Ribeirão Preto, anos 1970. Eu cursava a faculdade de Comunicações na UNAERP, e morava numa das muitas pensões da cidade.
Ali, se hospedavam muitos estudantes da região de Ribeirão e também do Sul de Minas.
Um desses hóspedes era um piloto da Vasp que fazia a rota São Paulo-Ribeirão Preto.
O pai dele havido sido piloto da Panair, antiga empresa aérea brasileira.
Ele dizia que queria seguir a carreira do pai, vivia falando da Panair, e que um dia iria conhecer o mundo voando nas asas de uma grande companhia aérea internacional.
Além disso, a gente vivia batendo papos sobre futebol, política e música.
Ele, como eu, também gostava de música pop e até do puro sertanejo. E as nossas opiniões sempre batiam.
Menos num dia, quando cheguei com o disco “Minas”, de um tal de Milton Nascimento. E lhe contei que o Milton fazia parte do Clube da Esquina em Belo Horizonte.
Ele olhou a capa do disco, analisou, pensou, pensou e veio com uma resposta: “Ah, isso tá com cara de gente culturinha”.
“Culturinha”, para quem não sabe, era um termo pejorativo para pessoas que estudavam em faculdade. E ele era usado exclusivamente por pessoas que não estudavam em lugar nenhum…. rs…
Eu lhe disse que o Milton era o grande nome do momento na MPB. Mas ele deu de ombros.

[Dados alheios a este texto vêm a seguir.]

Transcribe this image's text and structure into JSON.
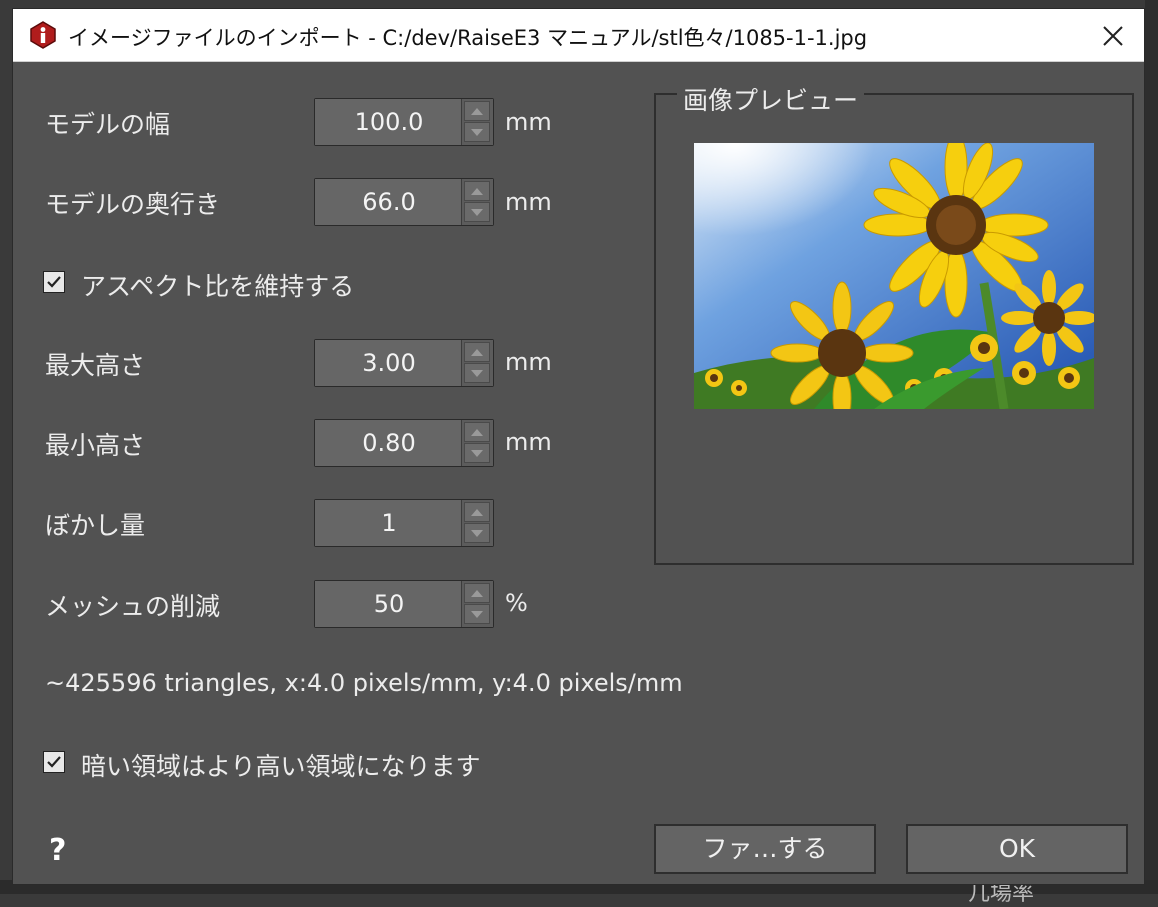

Semanas depois, após o jantar, os hóspedes estavam em volta da vitrola da pensão e coloquei o disco Minas, do Milton Nascimento. E disse pro pessoal que o disco estava fazendo o maior sucesso.
E coloquei propositadamente na música “Saudade dos Aviões da Panair”.
Quando chegou no trecho da música que dizia “A primeira Coca- Cola foi me lembro bem agora nas asas da Panair. A maior das maravilhas foi voando sobre o mundo nas asas da Panair” algo aconteceu.
O piloto, com cara de choro, pediu para repetir a música, claro, porque lembrou do pai que havia trabalhado na Panair.
Meses depois o Milton foi dar um show em Ribeirão, a namorada do piloto era fã do Milton e ela insistiu para que ele fosse assistir ao show junto com ela. Ele foi.
No dia seguinte, perguntei pro piloto o que ele tinha achado do show.
Reticente, meio que balbuciando, disse: Wanderley, chorei do começo ao fim.
Eu lhe respondi: chupa essa manga!!!
Ele riu e todos riram junto.
E desde desse dia nunca mais o encontrei.
Anos depois, já trabalhando na DM9 na Bahia, recebo uma carta da dona da pensão dizendo que tinha recebido uma carta de Nova York endereçada a mim.
Ela me dizia também que havia conseguido o endereço da DM9 através de alguém que sabia onde eu estava trabalhando e morando naquele momento. Por isso a carta dela foi no endereço da agência.
Aquilo me surpreendeu porque 6 anos se passaram desde então.
Tanto que, quando vi o remetente da carta, não me lembrava do nome dele ou quem era ele.
Curioso, abro e leio.
Era, nada mais nada menos, o piloto de Ribeirão Preto me contando que tinha realizado o seu sonho e que estava trabalhando na empresa aérea internacional Pan Am, que estava morando em Nova York!!!! E que tinha comprado todos os discos do Milton Nascimento e que tomava umas dez Coca-colas durante os seus vôos pilotando um avião da Pan Am…. rs…
Foi assim, lá no início dos anos 1970, que comecei a virar fã de carteirinha do Milton Nascimento.
Convencendo um piloto tacanho, que me chamou de “culturinha”, mas que se rendeu ao talento de um dos maiores músicos da história da MPB.